Last week’s post provided me with some interesting feedback about how our attitude impacts change. I had a few interesting conversations this week about how personal the emotions are that drive our attitude, but also how public that attitude is to those around us. These conversations made me think more about how our attitude, and the actions that come from this attitude, impact the person we will ultimately become. I believe the most important thing we bring to our schools, classrooms… lives, as educators is our attitude. Attitude is the key to what others might consider to be the most important aspect of teaching. Attitude leads to building positive relationships, the dedication it takes to build high quality lessons, and the perseverance to stick with tasks when frustrations arise. Attitude is the tipping point to everything we do.
Here is the challenge I see when it comes to talking about attitude. I have never met an educator who will stand up and say: “I am trying to hold my students back; I am trying to make it harder for teachers and students to be successful in today’s world; I am going to drag my feet in times of change; I am going to be the resistance to progress.” Yet, while I have never heard anyone say these things, I have seen people act this way and present this attitude.
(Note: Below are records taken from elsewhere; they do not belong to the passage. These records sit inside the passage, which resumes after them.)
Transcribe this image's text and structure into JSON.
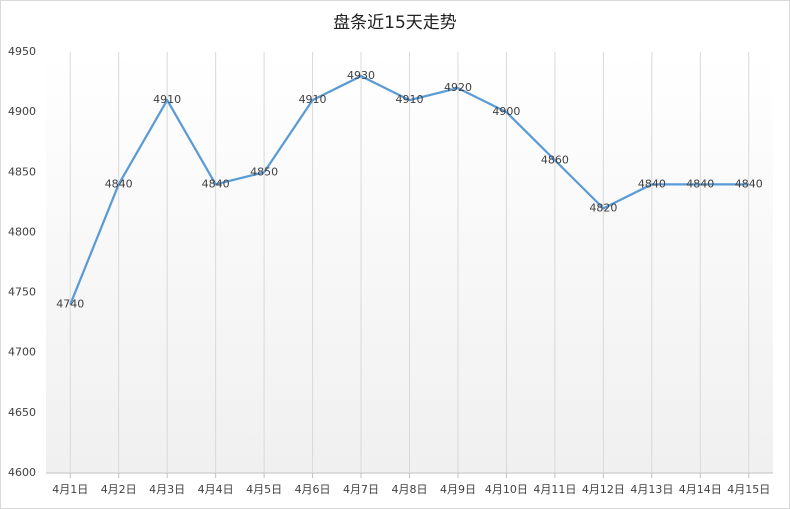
{
  "chart_data": {
    "type": "line",
    "title": "盘条近15天走势",
    "categories": [
      "4月1日",
      "4月2日",
      "4月3日",
      "4月4日",
      "4月5日",
      "4月6日",
      "4月7日",
      "4月8日",
      "4月9日",
      "4月10日",
      "4月11日",
      "4月12日",
      "4月13日",
      "4月14日",
      "4月15日"
    ],
    "values": [
      4740,
      4840,
      4910,
      4840,
      4850,
      4910,
      4930,
      4910,
      4920,
      4900,
      4860,
      4820,
      4840,
      4840,
      4840
    ],
    "color": "#5b9bd5",
    "ylim": [
      4600,
      4950
    ],
    "yticks": [
      4600,
      4650,
      4700,
      4750,
      4800,
      4850,
      4900,
      4950
    ],
    "grid": false,
    "vertical_grid": true,
    "data_labels": true
  }
}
What you believe drives your behavior; how you behave tells you what you believe. If you give me long enough to observe your behavior, I will tell you what you believe. While we may try and keep our beliefs and values to ourselves, our behavior is never private. Our behaviors define our beliefs for those around us. We can convince ourselves that our actions are justified, or provide context to our decisions, to explain why we acted a particular way even though it is not who we really are. But, our behaviors do not lie, they define what we value.
This is where the gap lies. Many times, we say our beliefs are one thing and then behave in contradiction to them. We need to ask ourselves if our behaviors align to where we think our beliefs and values stand. And if we find that they do not, then we need to either admit our values are different, or we need to start behaving differently.
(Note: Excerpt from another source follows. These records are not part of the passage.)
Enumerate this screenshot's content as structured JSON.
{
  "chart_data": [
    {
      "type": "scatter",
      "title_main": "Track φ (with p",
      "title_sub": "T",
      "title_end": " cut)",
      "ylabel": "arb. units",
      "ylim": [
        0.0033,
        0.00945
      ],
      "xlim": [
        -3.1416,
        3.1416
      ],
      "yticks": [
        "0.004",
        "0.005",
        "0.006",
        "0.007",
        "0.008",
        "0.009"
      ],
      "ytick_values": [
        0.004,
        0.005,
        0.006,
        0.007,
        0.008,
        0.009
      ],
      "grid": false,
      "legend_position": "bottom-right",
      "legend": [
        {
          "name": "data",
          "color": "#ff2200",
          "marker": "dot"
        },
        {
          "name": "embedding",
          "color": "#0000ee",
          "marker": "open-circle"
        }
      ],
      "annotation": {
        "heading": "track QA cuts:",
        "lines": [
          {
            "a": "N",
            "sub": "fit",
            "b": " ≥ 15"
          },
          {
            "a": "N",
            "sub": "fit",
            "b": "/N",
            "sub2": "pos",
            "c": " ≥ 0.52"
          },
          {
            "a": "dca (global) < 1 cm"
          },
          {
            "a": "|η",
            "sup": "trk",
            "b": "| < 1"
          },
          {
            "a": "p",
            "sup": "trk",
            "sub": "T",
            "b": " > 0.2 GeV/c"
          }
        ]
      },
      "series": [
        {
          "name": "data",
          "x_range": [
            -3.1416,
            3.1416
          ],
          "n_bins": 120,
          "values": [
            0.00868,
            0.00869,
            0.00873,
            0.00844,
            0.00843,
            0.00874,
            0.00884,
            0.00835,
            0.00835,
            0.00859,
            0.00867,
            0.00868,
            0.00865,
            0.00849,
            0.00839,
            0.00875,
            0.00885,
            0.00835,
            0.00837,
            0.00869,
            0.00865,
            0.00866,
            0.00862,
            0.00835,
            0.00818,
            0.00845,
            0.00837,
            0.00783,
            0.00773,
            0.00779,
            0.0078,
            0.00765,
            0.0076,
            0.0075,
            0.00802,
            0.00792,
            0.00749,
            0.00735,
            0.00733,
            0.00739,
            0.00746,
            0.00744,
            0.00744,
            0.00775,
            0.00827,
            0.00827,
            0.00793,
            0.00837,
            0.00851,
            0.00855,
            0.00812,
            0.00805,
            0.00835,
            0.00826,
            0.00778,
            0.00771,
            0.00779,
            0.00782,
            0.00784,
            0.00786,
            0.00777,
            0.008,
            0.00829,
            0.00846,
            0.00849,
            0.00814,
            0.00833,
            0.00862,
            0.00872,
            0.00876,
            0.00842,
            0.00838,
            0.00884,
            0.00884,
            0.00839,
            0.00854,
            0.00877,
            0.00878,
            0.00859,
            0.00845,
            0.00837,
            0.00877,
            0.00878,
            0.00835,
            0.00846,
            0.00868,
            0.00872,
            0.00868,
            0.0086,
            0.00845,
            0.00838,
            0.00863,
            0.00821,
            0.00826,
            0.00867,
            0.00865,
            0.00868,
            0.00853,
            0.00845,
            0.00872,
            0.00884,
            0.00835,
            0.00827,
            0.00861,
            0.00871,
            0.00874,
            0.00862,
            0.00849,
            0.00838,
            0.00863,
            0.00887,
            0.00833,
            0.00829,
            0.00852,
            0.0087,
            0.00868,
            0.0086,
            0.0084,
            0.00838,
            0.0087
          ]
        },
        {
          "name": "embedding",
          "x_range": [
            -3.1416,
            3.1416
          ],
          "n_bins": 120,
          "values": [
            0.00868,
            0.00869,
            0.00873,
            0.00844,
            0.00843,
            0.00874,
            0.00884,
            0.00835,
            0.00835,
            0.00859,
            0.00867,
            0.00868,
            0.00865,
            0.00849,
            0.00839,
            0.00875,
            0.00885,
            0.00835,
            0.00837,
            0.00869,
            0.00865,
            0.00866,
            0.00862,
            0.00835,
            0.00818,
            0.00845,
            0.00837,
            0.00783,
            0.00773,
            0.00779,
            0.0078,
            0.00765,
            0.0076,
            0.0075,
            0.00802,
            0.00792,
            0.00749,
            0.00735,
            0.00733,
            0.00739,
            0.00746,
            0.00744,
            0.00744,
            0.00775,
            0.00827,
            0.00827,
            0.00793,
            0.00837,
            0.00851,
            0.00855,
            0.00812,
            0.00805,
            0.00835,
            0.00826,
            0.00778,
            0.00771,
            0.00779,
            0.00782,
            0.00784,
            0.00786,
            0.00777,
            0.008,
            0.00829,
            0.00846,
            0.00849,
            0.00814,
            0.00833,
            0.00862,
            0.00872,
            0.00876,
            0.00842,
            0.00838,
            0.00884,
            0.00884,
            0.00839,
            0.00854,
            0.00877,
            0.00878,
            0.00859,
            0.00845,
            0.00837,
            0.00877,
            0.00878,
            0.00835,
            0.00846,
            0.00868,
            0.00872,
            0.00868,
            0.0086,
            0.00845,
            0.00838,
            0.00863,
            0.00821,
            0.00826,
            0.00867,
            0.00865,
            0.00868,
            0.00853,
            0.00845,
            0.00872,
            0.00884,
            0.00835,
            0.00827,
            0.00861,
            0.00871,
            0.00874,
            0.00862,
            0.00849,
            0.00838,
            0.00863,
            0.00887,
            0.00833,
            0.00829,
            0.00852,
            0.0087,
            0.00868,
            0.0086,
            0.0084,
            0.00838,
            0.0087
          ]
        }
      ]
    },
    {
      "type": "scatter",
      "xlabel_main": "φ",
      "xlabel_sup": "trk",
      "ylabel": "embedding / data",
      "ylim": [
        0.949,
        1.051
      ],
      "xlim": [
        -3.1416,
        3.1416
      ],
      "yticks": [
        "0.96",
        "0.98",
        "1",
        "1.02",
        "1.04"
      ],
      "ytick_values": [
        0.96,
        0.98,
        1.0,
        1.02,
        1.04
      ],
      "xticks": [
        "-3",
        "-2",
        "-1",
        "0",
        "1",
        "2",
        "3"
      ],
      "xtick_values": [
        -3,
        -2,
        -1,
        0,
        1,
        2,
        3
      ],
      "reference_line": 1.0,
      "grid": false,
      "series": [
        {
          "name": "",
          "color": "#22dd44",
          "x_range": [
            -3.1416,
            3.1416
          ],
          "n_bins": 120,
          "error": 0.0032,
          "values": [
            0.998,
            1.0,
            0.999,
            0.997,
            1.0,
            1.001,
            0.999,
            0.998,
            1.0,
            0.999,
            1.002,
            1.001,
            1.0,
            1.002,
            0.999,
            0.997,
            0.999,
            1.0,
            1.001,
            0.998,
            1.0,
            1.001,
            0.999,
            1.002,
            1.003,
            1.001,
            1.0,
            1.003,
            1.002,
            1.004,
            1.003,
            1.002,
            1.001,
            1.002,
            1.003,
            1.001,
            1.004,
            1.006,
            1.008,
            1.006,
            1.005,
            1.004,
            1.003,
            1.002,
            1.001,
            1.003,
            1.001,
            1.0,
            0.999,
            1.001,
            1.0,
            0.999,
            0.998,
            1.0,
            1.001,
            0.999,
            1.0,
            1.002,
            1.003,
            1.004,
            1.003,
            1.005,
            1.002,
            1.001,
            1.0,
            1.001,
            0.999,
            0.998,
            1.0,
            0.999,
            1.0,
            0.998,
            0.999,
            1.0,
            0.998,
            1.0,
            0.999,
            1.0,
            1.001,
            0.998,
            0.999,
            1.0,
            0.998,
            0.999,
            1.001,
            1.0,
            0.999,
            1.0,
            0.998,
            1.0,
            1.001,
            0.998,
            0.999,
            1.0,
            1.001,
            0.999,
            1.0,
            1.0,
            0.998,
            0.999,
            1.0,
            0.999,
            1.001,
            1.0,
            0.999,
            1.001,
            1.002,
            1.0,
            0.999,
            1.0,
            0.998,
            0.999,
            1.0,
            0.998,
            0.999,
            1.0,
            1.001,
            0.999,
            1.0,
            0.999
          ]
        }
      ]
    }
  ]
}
It is never a waste of time to evaluate our beliefs. More importantly, it is important to look at our behaviors in our daily actions and see if those align with those beliefs. If we say all students matter in our classroom, we need to make sure we treat every single student with the respect that ideal should elicit. If we say we want to prepare ours students for the future, we need to make sure the tasks we are asking them to complete are aligned to the skills it will take to have that success. This list could go on…
Reiterating what I stated earlier, what you believe drives your behavior, but more importantly how you behave tells others what you believe. Do your beliefs and behavior align?